Risk Factors Identified for Vision Loss After Spine Surgery
Researchers have identified six risk factors associated with blindness or partial blindness that can occur after major spine surgery, a rare complication.
Ischemic optic neuropathy (ION) involves injury to the optic nerve located directly behind the eyeball. While rare, only occurring in 1 in 1,000 spine operations, it is a devastating complication for patients and a frustrating issue for spine surgeons, ophthalmologists and anesthesiologists because it can unexpectedly occur in the healthiest patients of any age.

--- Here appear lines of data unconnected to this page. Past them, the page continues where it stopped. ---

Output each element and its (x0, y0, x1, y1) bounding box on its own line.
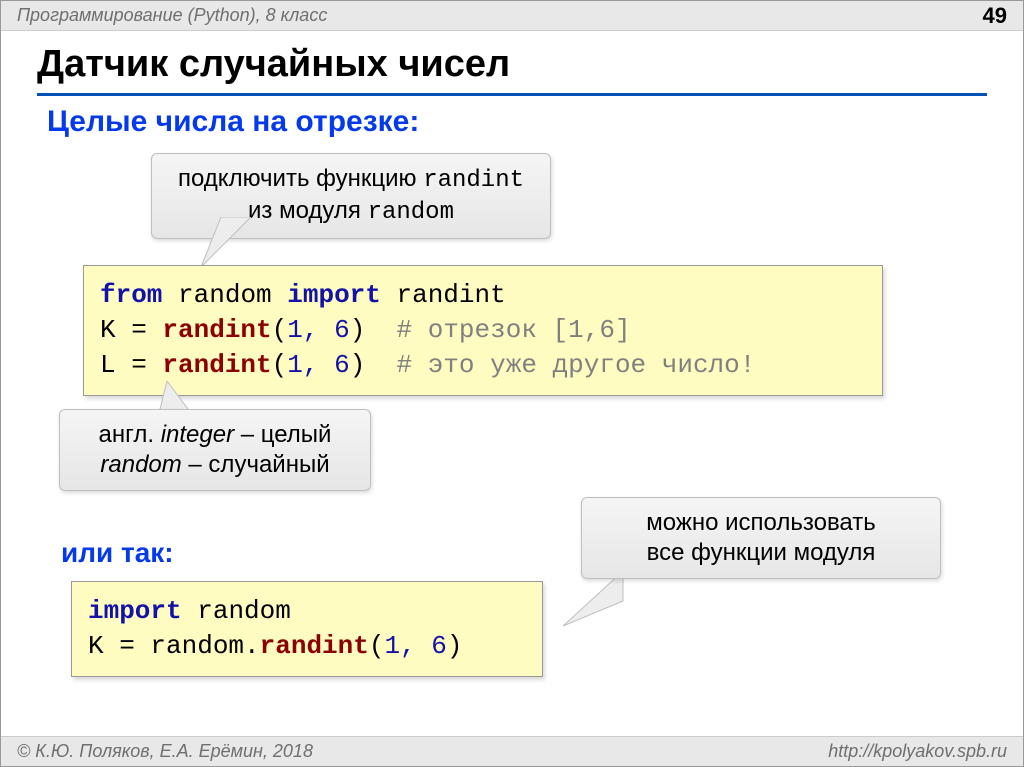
comment: # это уже другое число! (365, 350, 755, 380)
page-number: 49 (983, 3, 1007, 29)
callout-tail-icon (563, 571, 633, 636)
literal: 1 (287, 350, 303, 380)
paren: ( (272, 350, 288, 380)
fn-randint: randint (260, 631, 369, 661)
or-label: или так: (61, 537, 174, 569)
paren: ) (447, 631, 463, 661)
code-block-main: from random import randint K = randint(1… (83, 265, 883, 396)
section-subtitle: Целые числа на отрезке: (47, 105, 419, 139)
title-rule (37, 93, 987, 96)
module-name: random (197, 596, 291, 626)
fn-randint: randint (162, 315, 271, 345)
callout-text: из модуля (248, 197, 368, 224)
literal: 6 (431, 631, 447, 661)
import-name: randint (397, 280, 506, 310)
paren: ) (350, 350, 366, 380)
comment: # отрезок [1,6] (365, 315, 630, 345)
callout-text: – целый (234, 421, 331, 448)
callout-all-functions: можно использовать все функции модуля (581, 497, 941, 579)
paren: ( (272, 315, 288, 345)
literal: 1 (384, 631, 400, 661)
footer-url: http://kpolyakov.spb.ru (828, 741, 1007, 762)
course-title: Программирование (Python), 8 класс (17, 5, 327, 26)
callout-text: англ. (99, 421, 161, 448)
callout-text: можно использовать (646, 509, 876, 536)
module-name: random (178, 280, 272, 310)
kw-from: from (100, 280, 162, 310)
kw-import: import (88, 596, 182, 626)
code-text: K = (88, 631, 150, 661)
code-block-alt: import random K = random.randint(1, 6) (71, 581, 543, 677)
callout-text: – случайный (182, 451, 330, 478)
module-ref: random. (150, 631, 259, 661)
fn-randint: randint (162, 350, 271, 380)
header-bar: Программирование (Python), 8 класс 49 (1, 1, 1023, 31)
slide-title: Датчик случайных чисел (37, 43, 510, 86)
literal: 1 (287, 315, 303, 345)
callout-mono: random (368, 199, 454, 226)
callout-italic: integer (161, 421, 234, 448)
kw-import: import (287, 280, 381, 310)
code-text: L = (100, 350, 162, 380)
paren: ( (369, 631, 385, 661)
callout-italic: random (100, 451, 181, 478)
code-text: K = (100, 315, 162, 345)
slide: Программирование (Python), 8 класс 49 Да… (0, 0, 1024, 767)
paren: ) (350, 315, 366, 345)
comma: , (303, 350, 319, 380)
callout-mono: randint (423, 167, 524, 194)
literal: 6 (334, 350, 350, 380)
comma: , (303, 315, 319, 345)
comma: , (400, 631, 416, 661)
callout-text: все функции модуля (647, 539, 876, 566)
callout-text: подключить функцию (178, 165, 423, 192)
callout-translation: англ. integer – целый random – случайный (59, 409, 371, 491)
footer-bar: © К.Ю. Поляков, Е.А. Ерёмин, 2018 http:/… (1, 736, 1023, 766)
literal: 6 (334, 315, 350, 345)
copyright: © К.Ю. Поляков, Е.А. Ерёмин, 2018 (17, 741, 313, 762)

The six risk factors identified are male, obesity, length of surgery, use of certain fluids that replace lost blood and use of a surgical frame that places the head lower than the heart.
This study is significant because it could open doors for practical alterations by health care providers to lessen the likelihood of occurrence.
“Our identification of the six major risk factors for ION hopefully means that some of these risk factors can be modified in certain situations, with the potential to decrease the risk of blindness after major back surgery,” said Dr. Lorri A. Lee, lead study author from the University of Washington. She said this was the largest study of this complication to date with very detailed date that can be used for comparison.
Dr. Lee and colleagues used data from a large national database created by the American Society of Anesthesiologists to identify cases of blindness occurring after surgery. Researchers compared those cases to patients from 17 medical centers in North America who had similar spine surgeries but did not develop blindness.
Because an effective treatment has yet to be identified for ION, Lee said preventative strategies are imperative.
“Our study demonstrates that obese and male patients have an increased risk of developing ION after major spinal surgery in the prone position,” she said, in a news release. “Avoidance of the ‘Wilson frame’ and minimizing anesthesia duration and blood loss may also decrease the risk. And prediction tables for ION based on this study may help inform patients, surgeons and anesthesiologists of the risks and can guide decision-making.”